Jun 30 - Jul 16, 2017

Photo: © PelikulaRED, TBA Productions

North American Premiere

Birdshot

This intense, slow-burning thriller tells the intertwined stories of two innocent souls and how society inevitably tries to corrupt them. One is newcomer policeman Diego (rock-solid Arnold Reyes), whose world-weary and/or corrupt senior officers warn him off investigating the disappearance of a long-distance bus that has vanished with its passengers. The other is farm girl Maya (a tour de force performance by newcomer Mary Joy Apostol), being prepared by her father to survive in the wilderness when he's dead, who commits an irreversible act that she isn't even aware is a crime. Birdshot cleverly weaves their journeys, choices, and consequences into a parable about how we invent ourselves.
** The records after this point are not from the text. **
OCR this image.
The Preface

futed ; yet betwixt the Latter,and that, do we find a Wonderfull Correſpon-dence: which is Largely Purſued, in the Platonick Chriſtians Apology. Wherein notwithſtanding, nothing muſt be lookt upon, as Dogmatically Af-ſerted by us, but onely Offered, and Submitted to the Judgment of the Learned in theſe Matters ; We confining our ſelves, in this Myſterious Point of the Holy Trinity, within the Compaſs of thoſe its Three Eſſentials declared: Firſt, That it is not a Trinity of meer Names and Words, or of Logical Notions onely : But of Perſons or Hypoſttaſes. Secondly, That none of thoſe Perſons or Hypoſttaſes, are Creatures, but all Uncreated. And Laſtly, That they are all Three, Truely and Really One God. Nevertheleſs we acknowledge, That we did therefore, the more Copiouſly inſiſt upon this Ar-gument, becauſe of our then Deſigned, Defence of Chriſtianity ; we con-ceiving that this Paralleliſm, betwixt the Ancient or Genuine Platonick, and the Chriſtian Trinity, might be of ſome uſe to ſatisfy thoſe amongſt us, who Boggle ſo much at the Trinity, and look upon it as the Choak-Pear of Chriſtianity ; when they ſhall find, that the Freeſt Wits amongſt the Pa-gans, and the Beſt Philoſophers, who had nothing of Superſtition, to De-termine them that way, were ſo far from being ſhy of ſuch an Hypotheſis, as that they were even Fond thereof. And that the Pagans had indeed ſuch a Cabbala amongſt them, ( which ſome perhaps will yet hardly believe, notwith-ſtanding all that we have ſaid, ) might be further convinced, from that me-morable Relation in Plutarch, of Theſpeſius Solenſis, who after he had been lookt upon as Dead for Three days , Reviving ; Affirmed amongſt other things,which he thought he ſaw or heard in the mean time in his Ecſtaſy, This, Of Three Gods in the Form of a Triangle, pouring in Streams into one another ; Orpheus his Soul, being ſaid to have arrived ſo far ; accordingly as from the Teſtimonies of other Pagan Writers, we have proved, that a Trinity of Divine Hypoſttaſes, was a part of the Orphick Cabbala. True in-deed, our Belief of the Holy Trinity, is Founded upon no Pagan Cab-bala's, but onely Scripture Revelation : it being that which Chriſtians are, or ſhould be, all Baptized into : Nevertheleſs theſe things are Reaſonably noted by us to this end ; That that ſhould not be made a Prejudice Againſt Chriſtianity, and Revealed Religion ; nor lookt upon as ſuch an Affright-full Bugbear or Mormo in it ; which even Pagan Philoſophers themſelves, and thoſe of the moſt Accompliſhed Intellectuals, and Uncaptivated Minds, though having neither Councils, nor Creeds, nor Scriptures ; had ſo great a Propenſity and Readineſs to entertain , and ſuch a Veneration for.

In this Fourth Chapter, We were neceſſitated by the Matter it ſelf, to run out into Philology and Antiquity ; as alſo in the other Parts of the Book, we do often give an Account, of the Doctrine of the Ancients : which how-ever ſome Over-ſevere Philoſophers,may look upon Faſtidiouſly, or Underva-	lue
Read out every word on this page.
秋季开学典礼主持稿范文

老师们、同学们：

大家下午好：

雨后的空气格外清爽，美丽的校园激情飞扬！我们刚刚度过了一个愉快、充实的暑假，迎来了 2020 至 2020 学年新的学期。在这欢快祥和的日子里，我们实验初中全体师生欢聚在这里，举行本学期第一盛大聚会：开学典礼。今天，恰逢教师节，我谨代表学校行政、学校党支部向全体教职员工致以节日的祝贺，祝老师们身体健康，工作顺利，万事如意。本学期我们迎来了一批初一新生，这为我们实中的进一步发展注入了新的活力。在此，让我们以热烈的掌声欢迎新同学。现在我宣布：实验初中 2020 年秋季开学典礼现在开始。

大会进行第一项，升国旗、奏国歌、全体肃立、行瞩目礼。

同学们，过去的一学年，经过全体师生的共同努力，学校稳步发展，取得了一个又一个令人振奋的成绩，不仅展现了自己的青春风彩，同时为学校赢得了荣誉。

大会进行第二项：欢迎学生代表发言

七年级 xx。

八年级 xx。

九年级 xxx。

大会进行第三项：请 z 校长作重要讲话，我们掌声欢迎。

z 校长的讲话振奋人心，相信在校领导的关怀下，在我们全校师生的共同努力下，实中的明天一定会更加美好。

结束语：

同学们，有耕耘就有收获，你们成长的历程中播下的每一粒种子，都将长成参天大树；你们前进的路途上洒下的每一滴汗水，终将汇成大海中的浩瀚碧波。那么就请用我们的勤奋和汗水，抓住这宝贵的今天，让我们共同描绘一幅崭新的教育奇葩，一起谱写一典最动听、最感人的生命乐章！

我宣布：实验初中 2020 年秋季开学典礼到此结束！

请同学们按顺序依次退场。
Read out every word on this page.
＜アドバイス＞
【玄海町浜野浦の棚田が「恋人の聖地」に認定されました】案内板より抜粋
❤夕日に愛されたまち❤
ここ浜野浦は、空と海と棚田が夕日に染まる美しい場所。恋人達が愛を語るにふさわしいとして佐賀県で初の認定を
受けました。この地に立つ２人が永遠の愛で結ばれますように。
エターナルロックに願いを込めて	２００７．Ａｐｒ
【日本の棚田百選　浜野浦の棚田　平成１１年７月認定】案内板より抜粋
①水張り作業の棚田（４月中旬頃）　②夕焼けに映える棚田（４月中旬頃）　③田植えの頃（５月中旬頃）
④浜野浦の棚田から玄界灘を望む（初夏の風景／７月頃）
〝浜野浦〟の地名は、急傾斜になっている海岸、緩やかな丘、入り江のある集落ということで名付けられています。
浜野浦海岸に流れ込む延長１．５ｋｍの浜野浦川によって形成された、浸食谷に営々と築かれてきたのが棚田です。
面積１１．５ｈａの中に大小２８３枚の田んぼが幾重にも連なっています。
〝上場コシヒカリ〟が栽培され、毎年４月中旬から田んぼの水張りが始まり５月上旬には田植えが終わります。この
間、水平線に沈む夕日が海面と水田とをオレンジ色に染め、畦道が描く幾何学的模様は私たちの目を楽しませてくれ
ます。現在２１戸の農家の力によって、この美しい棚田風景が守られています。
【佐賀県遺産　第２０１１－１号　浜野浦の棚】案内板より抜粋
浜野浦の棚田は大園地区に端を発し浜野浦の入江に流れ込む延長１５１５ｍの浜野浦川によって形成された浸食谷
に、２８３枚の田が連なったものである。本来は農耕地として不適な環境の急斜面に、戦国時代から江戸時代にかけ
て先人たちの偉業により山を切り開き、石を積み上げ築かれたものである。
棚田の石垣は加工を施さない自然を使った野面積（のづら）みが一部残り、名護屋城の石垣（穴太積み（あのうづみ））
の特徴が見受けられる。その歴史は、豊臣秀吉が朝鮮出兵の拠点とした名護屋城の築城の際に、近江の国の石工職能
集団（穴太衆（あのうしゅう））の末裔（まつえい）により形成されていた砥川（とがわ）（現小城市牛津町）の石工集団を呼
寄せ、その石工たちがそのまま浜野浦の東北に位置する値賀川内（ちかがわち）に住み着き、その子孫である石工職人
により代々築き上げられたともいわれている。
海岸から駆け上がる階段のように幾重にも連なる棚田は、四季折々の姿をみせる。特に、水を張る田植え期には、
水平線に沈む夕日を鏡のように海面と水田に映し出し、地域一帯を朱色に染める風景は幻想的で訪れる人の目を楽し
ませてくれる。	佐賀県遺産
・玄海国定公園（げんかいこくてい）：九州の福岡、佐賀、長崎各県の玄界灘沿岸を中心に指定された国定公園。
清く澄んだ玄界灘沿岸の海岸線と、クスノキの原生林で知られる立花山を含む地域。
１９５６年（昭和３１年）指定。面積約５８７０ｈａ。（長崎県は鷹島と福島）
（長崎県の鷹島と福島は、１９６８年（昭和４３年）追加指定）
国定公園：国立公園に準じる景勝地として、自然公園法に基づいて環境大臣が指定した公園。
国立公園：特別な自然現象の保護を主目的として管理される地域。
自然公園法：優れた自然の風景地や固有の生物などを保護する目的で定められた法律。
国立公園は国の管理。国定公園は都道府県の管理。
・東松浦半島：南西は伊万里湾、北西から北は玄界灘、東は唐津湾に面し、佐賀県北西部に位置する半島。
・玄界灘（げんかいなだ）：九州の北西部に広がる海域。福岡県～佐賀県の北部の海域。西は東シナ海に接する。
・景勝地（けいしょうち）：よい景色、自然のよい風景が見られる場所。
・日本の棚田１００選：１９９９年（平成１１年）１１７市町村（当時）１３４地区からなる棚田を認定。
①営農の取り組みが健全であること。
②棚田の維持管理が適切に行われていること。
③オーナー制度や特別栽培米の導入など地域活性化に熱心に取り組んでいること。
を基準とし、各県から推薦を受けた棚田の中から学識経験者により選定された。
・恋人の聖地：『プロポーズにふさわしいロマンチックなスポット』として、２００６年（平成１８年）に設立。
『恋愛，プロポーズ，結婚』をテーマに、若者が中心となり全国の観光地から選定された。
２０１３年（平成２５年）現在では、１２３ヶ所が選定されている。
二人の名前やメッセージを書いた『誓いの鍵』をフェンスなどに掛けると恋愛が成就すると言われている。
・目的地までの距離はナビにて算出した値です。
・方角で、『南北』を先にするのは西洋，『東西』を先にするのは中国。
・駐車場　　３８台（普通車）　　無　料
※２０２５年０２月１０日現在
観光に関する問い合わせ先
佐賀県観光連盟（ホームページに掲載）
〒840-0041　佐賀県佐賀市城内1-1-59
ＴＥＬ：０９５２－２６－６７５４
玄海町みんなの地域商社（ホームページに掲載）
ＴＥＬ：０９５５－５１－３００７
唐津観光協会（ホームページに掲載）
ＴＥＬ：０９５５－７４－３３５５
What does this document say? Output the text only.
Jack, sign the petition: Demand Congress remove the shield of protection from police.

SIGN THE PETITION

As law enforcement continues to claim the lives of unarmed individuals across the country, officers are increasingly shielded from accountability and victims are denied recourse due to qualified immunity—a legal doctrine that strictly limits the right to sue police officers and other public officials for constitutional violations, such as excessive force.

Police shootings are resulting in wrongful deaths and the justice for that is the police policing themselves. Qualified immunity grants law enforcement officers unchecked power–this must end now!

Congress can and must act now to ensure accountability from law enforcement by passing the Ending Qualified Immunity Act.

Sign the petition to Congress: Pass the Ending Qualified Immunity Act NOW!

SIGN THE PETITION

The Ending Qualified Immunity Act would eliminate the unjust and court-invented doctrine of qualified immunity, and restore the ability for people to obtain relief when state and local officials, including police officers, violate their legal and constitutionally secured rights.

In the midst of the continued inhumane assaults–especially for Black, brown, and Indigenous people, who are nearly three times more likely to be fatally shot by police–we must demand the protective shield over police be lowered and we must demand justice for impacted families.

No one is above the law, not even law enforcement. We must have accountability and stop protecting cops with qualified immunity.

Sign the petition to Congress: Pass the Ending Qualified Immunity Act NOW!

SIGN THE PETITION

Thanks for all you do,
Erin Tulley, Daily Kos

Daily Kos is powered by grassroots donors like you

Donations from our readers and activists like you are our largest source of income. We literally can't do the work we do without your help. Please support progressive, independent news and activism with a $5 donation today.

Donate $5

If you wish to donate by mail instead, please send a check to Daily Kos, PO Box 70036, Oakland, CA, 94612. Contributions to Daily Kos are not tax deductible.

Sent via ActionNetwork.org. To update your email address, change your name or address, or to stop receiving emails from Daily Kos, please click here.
Buoyed by dynamic visual storytelling that is rich in metaphor and a cleverly nuanced screenplay, this unassuming, deliberately paced film slowly sinks its claws into you, proving director Mikhail Red as one of the most eloquent voices in Asian cinema today.

Director: Mikhail Red
Cast: Ku Aquino, John Arcilla, Arnold Reyes, Mary Joy Apostol
Languages: Filipino with English subtitles
2016; 116 min.; DCP

SCHEDULE:

Thursday July 6, 6:00pm
Film Society of Lincoln Center

Q&A with director Mikhail Red & actor Arnold Reyes

Mikhail Red

Mikhail Red began making short films when he was 15 years old, including Kamera (2008), Harang (2009), Hazard (2010) and Inosensya (2011). Six years later he directed his micro-budget feature debut, Rekorder, about a once-professional cinematographer who compulsively records everything on his camcorder, only to capture a murder. It won five international awards including Best New Director at the 2014 Vancouver International Film Festival. Mikhail's radically different second feature, Birdshot, was developed at various international project markets and was filmed on ten times the budget. The slow-burning ecological thriller won the Best Asian Feature Film Award at the 2016 Tokyo International Film Festival. Together with Birdshot producer Pamela L. Reyes, he is now developing Lost Dahlias, about a young housemaid faced with the twin horrors of martial law and her American employer, who she suspects is a serial killer. Later this year, Red shoots his third feature, Neomanila, a mother-and-son tale of the death squads committing extrajudicial killings in present-day Metro Manila.